Герцог незамедлительно исполнил материнское поручение, но маркиз с недоверием и безучастием выслушал брата, не сказал ему нет, однако отказался что-либо предпринять, повторяя, что надо ждать, когда случай познакомит его с этой особой и что, если она ему понравится, он со временем попробует разузнать, взаимно ли его чувство. Сейчас все равно действовать невозможно: живут они в деревне, и спешить некуда: он не более несчастен, чем всегда, и занятий у него по горло.
Досадуя на проволочку, маркиза по-прежнему переписывалась с подругой и, не желая вмешивать в брачные переговоры Каролину, избрала герцога секретарем.

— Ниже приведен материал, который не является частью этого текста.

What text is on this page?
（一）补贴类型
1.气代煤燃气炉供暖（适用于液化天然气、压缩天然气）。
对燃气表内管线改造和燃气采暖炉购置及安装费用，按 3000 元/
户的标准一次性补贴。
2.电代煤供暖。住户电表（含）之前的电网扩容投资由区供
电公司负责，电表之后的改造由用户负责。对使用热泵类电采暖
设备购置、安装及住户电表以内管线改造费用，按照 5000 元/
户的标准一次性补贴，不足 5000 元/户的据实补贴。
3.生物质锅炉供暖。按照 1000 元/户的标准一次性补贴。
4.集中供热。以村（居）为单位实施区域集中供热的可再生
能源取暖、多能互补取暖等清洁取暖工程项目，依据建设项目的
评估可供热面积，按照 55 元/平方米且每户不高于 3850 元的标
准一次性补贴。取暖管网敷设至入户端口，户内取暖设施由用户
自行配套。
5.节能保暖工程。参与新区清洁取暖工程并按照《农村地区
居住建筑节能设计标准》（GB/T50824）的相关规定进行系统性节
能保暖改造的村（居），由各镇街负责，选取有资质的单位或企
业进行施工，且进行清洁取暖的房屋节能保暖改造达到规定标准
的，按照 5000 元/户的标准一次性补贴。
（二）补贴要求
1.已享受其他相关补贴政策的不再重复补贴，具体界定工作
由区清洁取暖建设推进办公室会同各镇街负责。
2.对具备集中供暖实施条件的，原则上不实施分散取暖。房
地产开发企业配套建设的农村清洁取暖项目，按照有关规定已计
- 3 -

Убедившись, что женитьба маркиза отодвигается по крайней мере на полгода, герцог снова вернулся к мысли временно развлечь брата деревенским романом. Героиня его была, можно сказать, под рукой, и она была очаровательна. Явное охлаждение маркиза, вероятно, немного задело ее, и герцогу не терпелось разгадать причину этой перемены. Он, однако, потерпел полное фиаско: маркиз был непроницаем. Вопросы брата, казалось, даже удивили его. Дело же заключалось в том, что Урбену и не приходило в голову поухаживать за мадемуазель де Сен-Жене. Ведь в этом случае ему пришлось бы самым серьезным образом поступиться совестью, а поступаться ею было не в его правилах. Земная прелесть Каролины невольно увлекала маркиза, и он отдался этому влечению безо всякой задней мысли. Потом благодаря стараниям герцога, попытавшегося пробудить в нем ревность, Урбен обнаружил, что бессознательное чувство к девушке пустило в его сердце глубокие корни. Несколько дней маркиз мучительно страдал. Он раздумывал, свободен ли он, и быстро пришел к выводу, что между ним и его свободой стоят госпожа де Вильмер, мечтающая о выгодном для него браке, и сын, которому он обязан отдать жалкие крохи своего состояния. К тому же маркиз предвидел, какое необоримое сопротивление он встретит со стороны недоверчивой и самолюбивой мадемуазель де Сен-Жене. Хорошо изучив ее нрав, он был уверен, что Каролина никогда не согласится встать между ним и его матерью. Посему маркиз почел за благо не делать опрометчивых шагов: не докучать напрасной назойливостью Каролине и не совершать низкого поступка, воспользовавшись доверием этой чистой души. В трудной борьбе с самим собой маркиз, казалось, одержал почти немыслимую победу. Свою роль он сыграл так искусно, что провел даже герцога. Подобные твердость духа и благородство, очевидно, превосходили понятия Гаэтана о чувстве долга в таких обстоятельствах. «Я ошибся, — думал он. — Мысли брата заняты одной исторической наукой. С ним следует говорить только о его книге».